In article <c09b237b.0302060136.5683054e at posting.google.com>,
ladasky at my-deja.com (John Ladasky) writes:
>Hi, folks,
>>My personal programming background: like many, from about 1982 - 1987
>I owned an Apple II. I got started with BASIC, and eventually
>switched to 6502 assembler for greater speed. I was getting into the
>guts of the machine, even doing crude operating system hacks. Those
>were the days. Fresh from my undergraduate degree in 1990, I went to
>work for a biotech company where my duties included some programming,
>first in Turbo Pascal and later in Borland C (not C++). I was doing
>data acquisition work, talking directly to hardware. When we switched
>from DOS to the Windows 3.1 GUI, I had to program with the manuals
>open on my lap, because of the hundreds of OS messages and function
>calls -- but I managed.
With that sort of background one of your options would by Delphi (or its
Linux derivative: Kylix), by Borland. Since you already know Turbo
Pascal, Object Pascal should be a doodle.

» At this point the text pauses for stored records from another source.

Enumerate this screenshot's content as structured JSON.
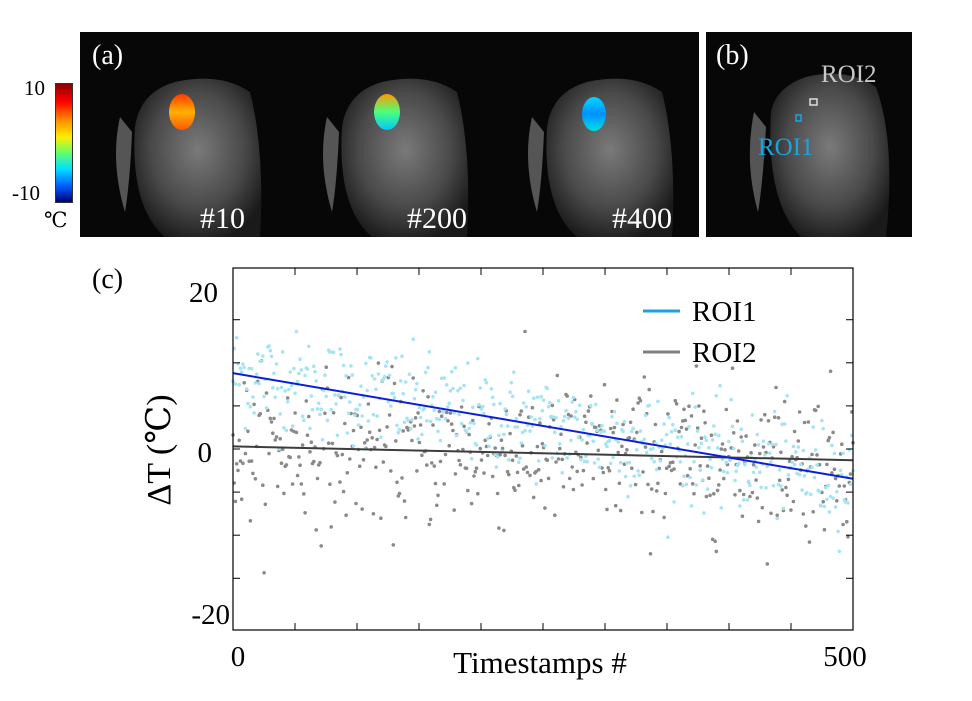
{
  "panels": {
    "a_label": "(a)",
    "b_label": "(b)",
    "c_label": "(c)",
    "frames": [
      "#10",
      "#200",
      "#400"
    ],
    "roi1_label": "ROI1",
    "roi2_label": "ROI2"
  },
  "colorbar": {
    "max_label": "10",
    "min_label": "-10",
    "unit": "℃"
  },
  "colors": {
    "roi1_line": "#0a1fd6",
    "roi1_points": "#a6e4f2",
    "roi2_line": "#3d3d3d",
    "roi2_points": "#8a8a8a",
    "roi1_legend": "#1aa3e0",
    "roi2_legend": "#808080"
  },
  "chart_data": {
    "type": "scatter",
    "title": "",
    "xlabel": "Timestamps #",
    "ylabel": "ΔT (℃)",
    "xlim": [
      0,
      500
    ],
    "ylim": [
      -21,
      21
    ],
    "x_tick_labels": [
      "0",
      "500"
    ],
    "y_tick_labels": [
      "20",
      "0",
      "-20"
    ],
    "legend": {
      "position": "top-right",
      "entries": [
        "ROI1",
        "ROI2"
      ]
    },
    "series": [
      {
        "name": "ROI1",
        "kind": "scatter+fit",
        "fit": {
          "slope": -0.0245,
          "intercept": 8.8
        },
        "noise_sd": 3.0,
        "n_points": 500
      },
      {
        "name": "ROI2",
        "kind": "scatter+fit",
        "fit": {
          "slope": -0.0032,
          "intercept": 0.3
        },
        "noise_sd": 4.3,
        "n_points": 500
      }
    ]
  }
}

However, the complexities of modern graphical operating systems can be
avoided only at the expense of user comfort. A Unix-filter like program
can be written in any language, but if you want something that looks
like a modern, user friendly program, you probably have to dive into
this matter.
This is very frustrating, I am basically in the same situation. I have
written a largish (36,000 lines) statistics program in Turbo Pascal
under DOS for routine handling and evaluation of lab data, but its user
interface is completely obsolete now. Updating it to a modern
point-and-click program is beyond my capabilities, but on the other hand
it would be a shame to let all the previous work go to waste.